In tal senso sia la lettera della norma sia la giurisprudenza. Significativa, la nota sentenza Italmoda, causa C-131/13, con cui la Corte di giustizia europea ha definitivamente chiarito che il diniego di detrazione può scaturire solo in caso di accertamento dell’esistenza di una frode o della effettuazione di operazioni abusive. Il diniego, infatti, non avrebbe una funzione sanzionatoria, ma deriva dalla mancanza dei presupposti che sono alla base dell’applicazione dell’imposta.

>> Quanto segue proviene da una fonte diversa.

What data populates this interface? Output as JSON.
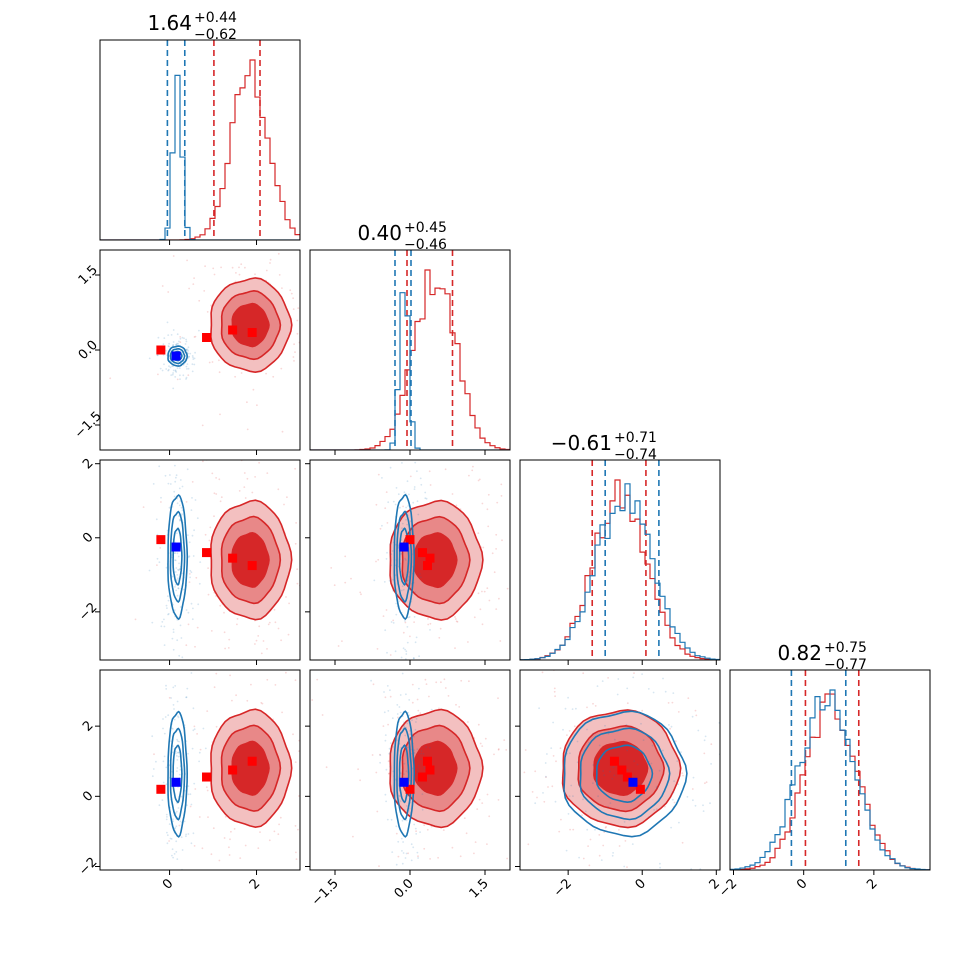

Dunque, se è vero che il soggetto che intende effettuare la detrazione è tenuto ad assumere informazioni sul fornitore da cui intende acquistare beni/servizi al fine di sincerarsi della sua affidabilità, l’Autorità fiscale non può esigere che tale soggetto, al fine di assicurarsi che non ci siano irregolarità o evasioni a livello degli operatori a monte, debba effettuare dei controlli per verificare, tra l’altro, che l’emittente della fattura abbia soddisfatto i propri obblighi di dichiarazione e di pagamento dell’Iva (Corte di giustizia dell’Unione europea, sentenza causa C-324/11).

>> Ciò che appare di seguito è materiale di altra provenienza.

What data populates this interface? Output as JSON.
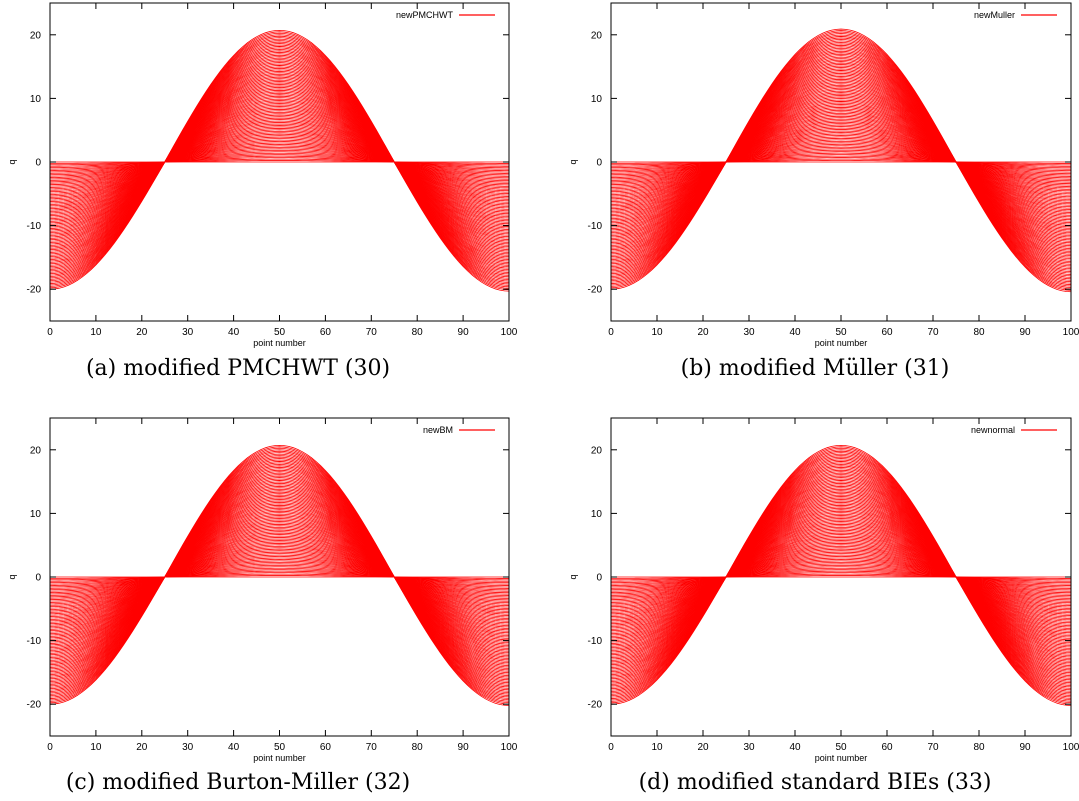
{
  "colors": {
    "series": "#ff0000",
    "axis": "#000000",
    "background": "#ffffff"
  },
  "chart_data": [
    {
      "type": "line",
      "caption": "(a) modified PMCHWT (30)",
      "xlabel": "point number",
      "ylabel": "q",
      "xlim": [
        0,
        100
      ],
      "ylim": [
        -25,
        25
      ],
      "xticks": [
        0,
        10,
        20,
        30,
        40,
        50,
        60,
        70,
        80,
        90,
        100
      ],
      "yticks": [
        -20,
        -10,
        0,
        10,
        20
      ],
      "legend": "top-right",
      "grid": false,
      "series": [
        {
          "name": "newPMCHWT",
          "description": "family of cosine curves q = A*cos(2*pi*x/100), A from 0 to 20 (zero-crossings at x=25 and x=75)",
          "x": [
            0,
            25,
            50,
            75,
            100
          ],
          "envelope_upper": [
            0,
            0,
            20.7,
            0,
            0
          ],
          "envelope_lower": [
            -20,
            0,
            0,
            0,
            -20.3
          ]
        }
      ]
    },
    {
      "type": "line",
      "caption": "(b) modified Müller (31)",
      "xlabel": "point number",
      "ylabel": "q",
      "xlim": [
        0,
        100
      ],
      "ylim": [
        -25,
        25
      ],
      "xticks": [
        0,
        10,
        20,
        30,
        40,
        50,
        60,
        70,
        80,
        90,
        100
      ],
      "yticks": [
        -20,
        -10,
        0,
        10,
        20
      ],
      "legend": "top-right",
      "grid": false,
      "series": [
        {
          "name": "newMuller",
          "description": "family of cosine curves q = A*cos(2*pi*x/100), A from 0 to 20",
          "x": [
            0,
            25,
            50,
            75,
            100
          ],
          "envelope_upper": [
            0,
            0,
            20.9,
            0,
            0
          ],
          "envelope_lower": [
            -20,
            0,
            0,
            0,
            -20.4
          ]
        }
      ]
    },
    {
      "type": "line",
      "caption": "(c) modified Burton-Miller (32)",
      "xlabel": "point number",
      "ylabel": "q",
      "xlim": [
        0,
        100
      ],
      "ylim": [
        -25,
        25
      ],
      "xticks": [
        0,
        10,
        20,
        30,
        40,
        50,
        60,
        70,
        80,
        90,
        100
      ],
      "yticks": [
        -20,
        -10,
        0,
        10,
        20
      ],
      "legend": "top-right",
      "grid": false,
      "series": [
        {
          "name": "newBM",
          "description": "family of cosine curves q = A*cos(2*pi*x/100), A from 0 to 20",
          "x": [
            0,
            25,
            50,
            75,
            100
          ],
          "envelope_upper": [
            0,
            0,
            20.7,
            0,
            0
          ],
          "envelope_lower": [
            -20,
            0,
            0,
            0,
            -20.2
          ]
        }
      ]
    },
    {
      "type": "line",
      "caption": "(d) modified standard BIEs (33)",
      "xlabel": "point number",
      "ylabel": "q",
      "xlim": [
        0,
        100
      ],
      "ylim": [
        -25,
        25
      ],
      "xticks": [
        0,
        10,
        20,
        30,
        40,
        50,
        60,
        70,
        80,
        90,
        100
      ],
      "yticks": [
        -20,
        -10,
        0,
        10,
        20
      ],
      "legend": "top-right",
      "grid": false,
      "series": [
        {
          "name": "newnormal",
          "description": "family of cosine curves q = A*cos(2*pi*x/100), A from 0 to 20",
          "x": [
            0,
            25,
            50,
            75,
            100
          ],
          "envelope_upper": [
            0,
            0,
            20.7,
            0,
            0
          ],
          "envelope_lower": [
            -20,
            0,
            0,
            0,
            -20.2
          ]
        }
      ]
    }
  ]
}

Individuando i presupposti del diritto alla detrazione nell’esigibilità e nel possesso della fattura (circolare 1/E/2018), anche l’agenzia delle Entrate non sembra richiedere ulteriori condizioni, tra cui l’effettivo pagamento. Ovviamente se manca la frode.

Le due posizioni a confronto
1. La corte di Giustizia Ue
Detrazione non negabile
L’Autorità fiscale non può negare il diritto a detrazione per il fatto che il soggetto passivo non si sia assicurato che l’emittente della fattura, avesse lo status di soggetto passivo, che disponesse dei beni ceduti e fosse in grado di cederli, che avesse soddisfatto i suoi obblighi di dichiarazione e di pagamento dell’Iva, benché ricorrano i presupposti formali e sostanziali previsti dalla Direttiva 2006/112 per l’esercizio del diritto a detrazione e sebbene il soggetto passivo non disponga di elementi che giustifichino il sospetto di irregolarità o di frodi nella sfera dell’emittente
Corte di Giustizia Ue, sentenza C-324/11

2. La ctr di Milano
Detrazione negabile
Nel caso in cui vi sia certezza dell’omesso versamento dell’Iva da parte del cedente che non trova il danaro per versare l’imposta riscossa dal cessionario, ma lo trova per versarlo ai propri soci che, a loro volta finanziano la società cessionaria, esiste un disegno di frode comune tra le parti che giustifica il recupero dell’Iva in capo al cessionario per lo stesso importo, non versato dal cedente e che il cessionario si è detratto.
Essendo l’intento di evadere l’imposta condiviso dal cessionario o, comunque, a lui noto, l’imposta detratta va negata.